Voilà ce que nous voulons dire quand nous affirmons que le mariage des chrétiens est un sacrement. Lien d’amour unique et indissoluble entre un homme et une femme qui se donnent l’un à l’autre, il réalise et signifie l’amour dont Dieu nous aime, l’amour dont le Christ aime son Église.
Chaque couple chrétien, vivant et persévérant dans l’amour est pour ceux qui l’entourent une nouvelle raison de croire en Dieu qui est amour et en l’Évangile.
Chaque couple brisé, chaque foyer détruit est pour ceux qui en sont témoins une nouvelle raison de ne plus croire ni en l’amour ni en Dieu et de désespérer de L’homme.

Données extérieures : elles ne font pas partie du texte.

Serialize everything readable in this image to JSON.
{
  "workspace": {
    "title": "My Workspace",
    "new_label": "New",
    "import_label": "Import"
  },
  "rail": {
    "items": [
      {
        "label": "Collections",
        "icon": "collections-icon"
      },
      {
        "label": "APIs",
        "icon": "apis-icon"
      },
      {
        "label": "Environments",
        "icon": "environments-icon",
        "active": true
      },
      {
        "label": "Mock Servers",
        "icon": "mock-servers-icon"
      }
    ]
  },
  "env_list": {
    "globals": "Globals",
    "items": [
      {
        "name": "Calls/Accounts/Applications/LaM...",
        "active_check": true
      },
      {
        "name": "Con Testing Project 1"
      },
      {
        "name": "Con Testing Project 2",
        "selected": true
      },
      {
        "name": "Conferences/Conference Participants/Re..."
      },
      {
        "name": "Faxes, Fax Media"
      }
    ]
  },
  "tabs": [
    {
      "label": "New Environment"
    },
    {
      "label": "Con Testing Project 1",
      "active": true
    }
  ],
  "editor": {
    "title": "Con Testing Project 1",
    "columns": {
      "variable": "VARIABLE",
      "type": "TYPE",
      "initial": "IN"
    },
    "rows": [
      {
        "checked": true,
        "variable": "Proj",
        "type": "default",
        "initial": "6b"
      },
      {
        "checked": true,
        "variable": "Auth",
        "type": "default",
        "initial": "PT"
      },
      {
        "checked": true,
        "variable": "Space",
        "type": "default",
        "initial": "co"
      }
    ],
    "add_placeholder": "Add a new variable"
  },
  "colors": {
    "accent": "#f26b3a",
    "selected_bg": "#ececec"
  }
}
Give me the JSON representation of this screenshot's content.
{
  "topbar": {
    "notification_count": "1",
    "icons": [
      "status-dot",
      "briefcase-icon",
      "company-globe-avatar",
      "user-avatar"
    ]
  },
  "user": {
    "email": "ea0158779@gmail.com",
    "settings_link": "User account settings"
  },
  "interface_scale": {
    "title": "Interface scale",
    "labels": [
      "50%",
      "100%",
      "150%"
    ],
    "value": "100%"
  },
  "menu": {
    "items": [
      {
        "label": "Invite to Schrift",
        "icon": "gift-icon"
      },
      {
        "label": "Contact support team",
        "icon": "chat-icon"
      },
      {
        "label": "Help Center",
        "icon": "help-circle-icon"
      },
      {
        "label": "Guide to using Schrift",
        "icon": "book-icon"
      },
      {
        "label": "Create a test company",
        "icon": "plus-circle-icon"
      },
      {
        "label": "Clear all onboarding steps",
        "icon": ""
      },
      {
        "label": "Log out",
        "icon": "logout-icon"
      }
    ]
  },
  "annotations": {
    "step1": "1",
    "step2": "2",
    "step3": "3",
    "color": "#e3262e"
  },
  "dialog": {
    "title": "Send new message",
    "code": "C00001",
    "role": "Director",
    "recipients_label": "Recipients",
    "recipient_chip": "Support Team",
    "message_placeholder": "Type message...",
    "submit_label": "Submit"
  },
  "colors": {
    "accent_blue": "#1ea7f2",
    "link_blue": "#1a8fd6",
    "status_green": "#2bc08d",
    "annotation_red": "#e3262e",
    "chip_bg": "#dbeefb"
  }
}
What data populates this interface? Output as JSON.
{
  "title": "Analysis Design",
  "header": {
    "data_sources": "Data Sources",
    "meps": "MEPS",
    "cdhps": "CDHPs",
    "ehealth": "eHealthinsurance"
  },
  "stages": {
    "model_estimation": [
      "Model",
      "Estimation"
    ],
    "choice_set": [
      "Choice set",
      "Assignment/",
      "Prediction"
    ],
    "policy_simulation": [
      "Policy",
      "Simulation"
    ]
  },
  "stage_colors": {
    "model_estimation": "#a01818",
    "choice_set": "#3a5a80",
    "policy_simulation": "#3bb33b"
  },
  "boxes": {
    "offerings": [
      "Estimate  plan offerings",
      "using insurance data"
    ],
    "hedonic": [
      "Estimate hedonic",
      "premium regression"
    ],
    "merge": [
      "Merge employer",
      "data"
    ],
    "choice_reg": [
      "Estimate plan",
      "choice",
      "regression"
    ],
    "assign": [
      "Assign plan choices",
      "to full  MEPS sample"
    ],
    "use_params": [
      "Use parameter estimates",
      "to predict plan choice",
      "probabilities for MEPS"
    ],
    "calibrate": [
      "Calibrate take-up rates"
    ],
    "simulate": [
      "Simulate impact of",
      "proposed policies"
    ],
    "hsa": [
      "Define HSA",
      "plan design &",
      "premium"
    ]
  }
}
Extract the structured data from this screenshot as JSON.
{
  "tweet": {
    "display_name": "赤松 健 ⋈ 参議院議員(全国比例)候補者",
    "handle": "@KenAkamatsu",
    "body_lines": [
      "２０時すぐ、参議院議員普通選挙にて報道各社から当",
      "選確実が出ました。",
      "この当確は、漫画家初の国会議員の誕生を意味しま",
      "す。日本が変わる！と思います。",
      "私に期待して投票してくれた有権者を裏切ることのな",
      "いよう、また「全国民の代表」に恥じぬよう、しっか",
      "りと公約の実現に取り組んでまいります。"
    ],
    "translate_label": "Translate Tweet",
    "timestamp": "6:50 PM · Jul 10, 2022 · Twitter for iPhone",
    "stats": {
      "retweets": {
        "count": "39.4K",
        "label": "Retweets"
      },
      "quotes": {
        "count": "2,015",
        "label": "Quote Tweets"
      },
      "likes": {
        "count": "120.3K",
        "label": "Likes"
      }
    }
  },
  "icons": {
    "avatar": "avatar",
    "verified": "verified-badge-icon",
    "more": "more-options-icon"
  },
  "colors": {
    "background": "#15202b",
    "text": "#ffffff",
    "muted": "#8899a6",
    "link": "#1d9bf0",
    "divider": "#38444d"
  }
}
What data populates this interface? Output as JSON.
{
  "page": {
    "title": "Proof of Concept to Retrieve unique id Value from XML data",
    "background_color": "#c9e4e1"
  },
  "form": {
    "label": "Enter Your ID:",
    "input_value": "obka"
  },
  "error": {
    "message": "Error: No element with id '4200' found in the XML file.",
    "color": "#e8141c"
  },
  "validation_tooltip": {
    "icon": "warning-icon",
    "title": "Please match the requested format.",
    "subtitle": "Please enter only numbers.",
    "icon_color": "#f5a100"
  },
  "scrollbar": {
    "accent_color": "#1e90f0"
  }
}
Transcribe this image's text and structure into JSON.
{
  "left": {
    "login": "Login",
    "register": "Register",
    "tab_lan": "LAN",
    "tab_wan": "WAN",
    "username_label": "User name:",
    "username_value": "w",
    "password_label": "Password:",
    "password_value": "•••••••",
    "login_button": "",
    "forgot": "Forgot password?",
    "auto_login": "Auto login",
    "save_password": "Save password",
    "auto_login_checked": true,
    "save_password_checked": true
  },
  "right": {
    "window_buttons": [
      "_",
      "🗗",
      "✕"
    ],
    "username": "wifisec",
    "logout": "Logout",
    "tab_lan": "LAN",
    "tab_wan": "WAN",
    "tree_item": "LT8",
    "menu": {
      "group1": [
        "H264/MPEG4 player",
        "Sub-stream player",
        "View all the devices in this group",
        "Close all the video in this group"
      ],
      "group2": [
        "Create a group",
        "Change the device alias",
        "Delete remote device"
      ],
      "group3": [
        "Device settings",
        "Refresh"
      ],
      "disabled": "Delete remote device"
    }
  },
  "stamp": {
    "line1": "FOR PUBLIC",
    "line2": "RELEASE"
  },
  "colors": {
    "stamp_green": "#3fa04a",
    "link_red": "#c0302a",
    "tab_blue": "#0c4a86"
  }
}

6. Langage de l’amour pratique de la communion entre l’homme et la femme
Frères et sœurs,
Ce langage est nouveau, c’est le langage du Christ. Nous qui appartenons à son Église, avons-nous fait l’effort de comprendre le langage de Jésus-Christ, pour l’accueillir au plus profond de nos cœurs de telle sorte qu’il devienne notre langage, notre coutume, notre culture ?
Ce langage est celui de l’amour. Il invite les époux à rechercher, avec patience et générosité tout au long de leur vie, une véritable communion :
- Communion de leurs cœurs, attentifs à partager les joies et les peines, les combats, les échecs et les victoires, les souffrances et les deuils de cette vie.
- Communion de leurs corps, dans l’acte de s’unir à la fois pour se témoigner leur amour réciproque et pour enfanter dans l’amour et la bénédiction les enfants que Dieu appelle dans l’existence à travers eux.
- Communion dans leurs projets de vie, leurs ambitions professionnelles, leurs aspirations à améliorer leurs conditions d’existence et celles de leurs enfants. A quoi bon se marier et comment rester un couple si chacun poursuit son propre compte et sans se préoccuper ni de son conjoint ni de ses enfants, sa carrière et ses projets, prêt à saisir la chance quand elle passe, même au risque d’avoir à abandonner pour des mois ou des années le foyer conjugal ?
- Communion de leurs esprits, soucieux de maintenir entre eux un dialogue constant et de réfléchir ensemble afin d’évoluer ensemble, dans ce monde en pleine transformation, où il leur faut gouverner ensemble leur foyer et le conduire ensemble à travers les difficultés et les dangers de la vie.
- Communion de leurs volontés, unies dans la décision persévérante de bâtir ensemble avec leurs enfants et pour eux une communauté familiale vivante, éducatrice et nourricière, riche non seulement du pain et du confort quotidien mais aussi de tradition, de sagesse et de dons spirituels.
- Communion dans leur désir de progresser ensemble sur le chemin de l’Évangile, en mettant en œuvre tous les moyens spirituels que leur offre l’Église, pour renouveler en eux tout au long de leur vie la grâce de leur baptême, la foi, l’espérance et l’amour.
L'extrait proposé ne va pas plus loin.